Social media can act as an accelerant for financial advisors' traditional referral networks, says Ahmed. He only meets with prospects who have been introduced to him via a mutual connection—and increasingly, that connection is found over social media. When a prospect who liked Ahmed's tweets came to his office and asked to become a client, Ahmed encouraged him to see if they had a mutual connection on LinkedIn that could vouch not only for Ahmed but also for the prospect. It turned out there was and that connection made the introduction.
Ahmed doubts most advisors, new or experienced, are using social media in an effective way.
“If I were a client and I hired a planner, I’m not interested in some white paper. I’ve already trusted you with my money—just take care of it. What I am interested in is your life, and what you are doing on a day-to-day basis,” he said. Instead of whitepapers or canned marketing content that some advisors may use to compensate for a lack of experience on the platforms, Ahmed posts photos of experts and associates he works with as one way of showing what he does for his clients.

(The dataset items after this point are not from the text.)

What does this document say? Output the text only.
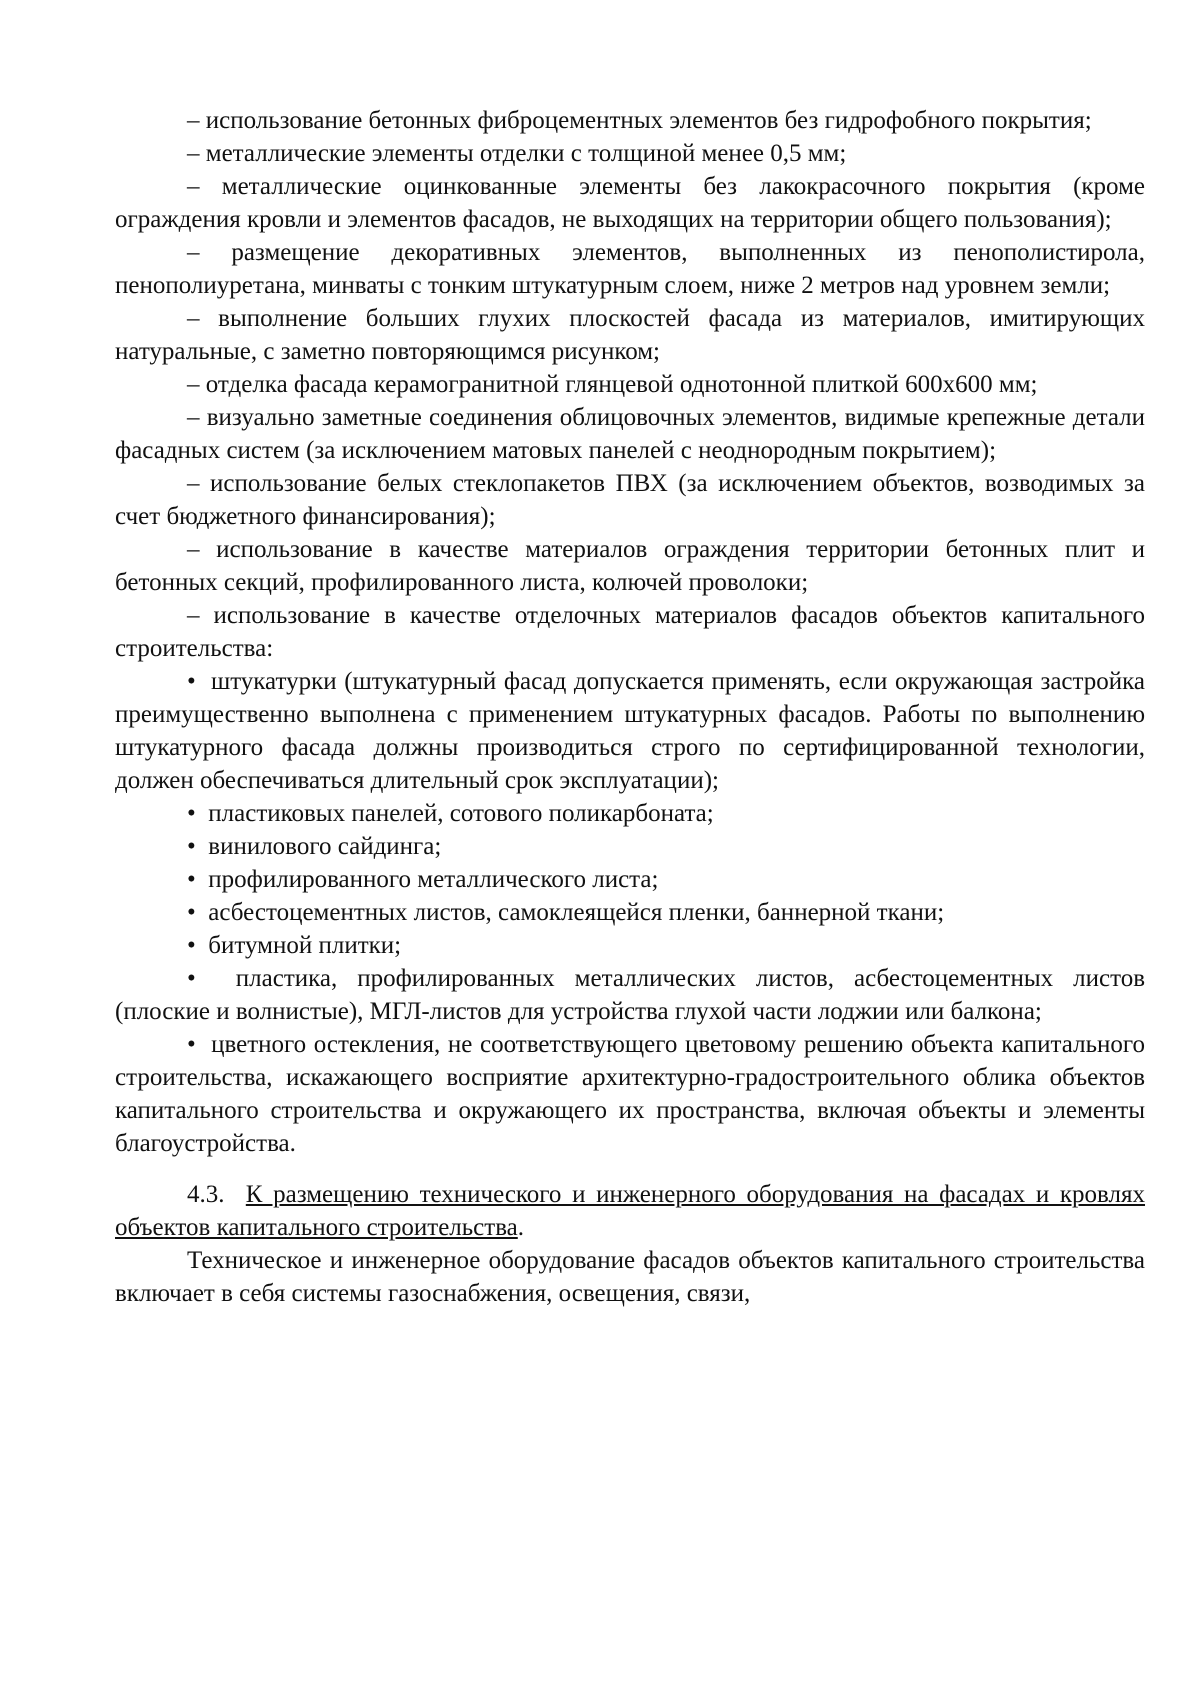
– использование бетонных фиброцементных элементов без гидрофобного покрытия;

– металлические элементы отделки с толщиной менее 0,5 мм;

– металлические оцинкованные элементы без лакокрасочного покрытия (кроме ограждения кровли и элементов фасадов, не выходящих на территории общего пользования);

– размещение декоративных элементов, выполненных из пенополистирола, пенополиуретана, минваты с тонким штукатурным слоем, ниже 2 метров над уровнем земли;

– выполнение больших глухих плоскостей фасада из материалов, имитирующих натуральные, с заметно повторяющимся рисунком;

– отделка фасада керамогранитной глянцевой однотонной плиткой 600х600 мм;

– визуально заметные соединения облицовочных элементов, видимые крепежные детали фасадных систем (за исключением матовых панелей с неоднородным покрытием);

– использование белых стеклопакетов ПВХ (за исключением объектов, возводимых за счет бюджетного финансирования);

– использование в качестве материалов ограждения территории бетонных плит и бетонных секций, профилированного листа, колючей проволоки;

– использование в качестве отделочных материалов фасадов объектов капитального строительства:

•  штукатурки (штукатурный фасад допускается применять, если окружающая застройка преимущественно выполнена с применением штукатурных фасадов. Работы по выполнению штукатурного фасада должны производиться строго по сертифицированной технологии, должен обеспечиваться длительный срок эксплуатации);

•  пластиковых панелей, сотового поликарбоната;

•  винилового сайдинга;

•  профилированного металлического листа;

•  асбестоцементных листов, самоклеящейся пленки, баннерной ткани;

•  битумной плитки;

•  пластика, профилированных металлических листов, асбестоцементных листов (плоские и волнистые), МГЛ-листов для устройства глухой части лоджии или балкона;

•  цветного остекления, не соответствующего цветовому решению объекта капитального строительства, искажающего восприятие архитектурно-градостроительного облика объектов капитального строительства и окружающего их пространства, включая объекты и элементы благоустройства.

4.3. К размещению технического и инженерного оборудования на фасадах и кровлях объектов капитального строительства.

Техническое и инженерное оборудование фасадов объектов капитального строительства включает в себя системы газоснабжения, освещения, связи,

But even experienced advisors with large social media followings, with tweets that go viral, have never received a new client from the medium.
George Papadopoulos went "Twitter viral" after his controversial namesake in the presidential administration pled guilty to charges brought by the FBI over Russiagate. The firehose of attention he received promoted him to pin a tweet to his timeline that he was “not Trump’s foreign policy adviser” in 2017. That lead to an opportunity to go on The Daily Show with Trevor Noah (turned down because of a scheduling conflict) and it added 2,000 more followers to his account. He was also interviewed by several news outlets. Papadopoulos, who is located in Novi, Mich., said he’s had multiple prospects ask him to be their advisor on Twitter, but none turned out to be a good fit for his business.
He has, however, gotten clients from his Wall Street Journal column, he says, showing that social media is fine, but sometimes, traditional media still carries more weight.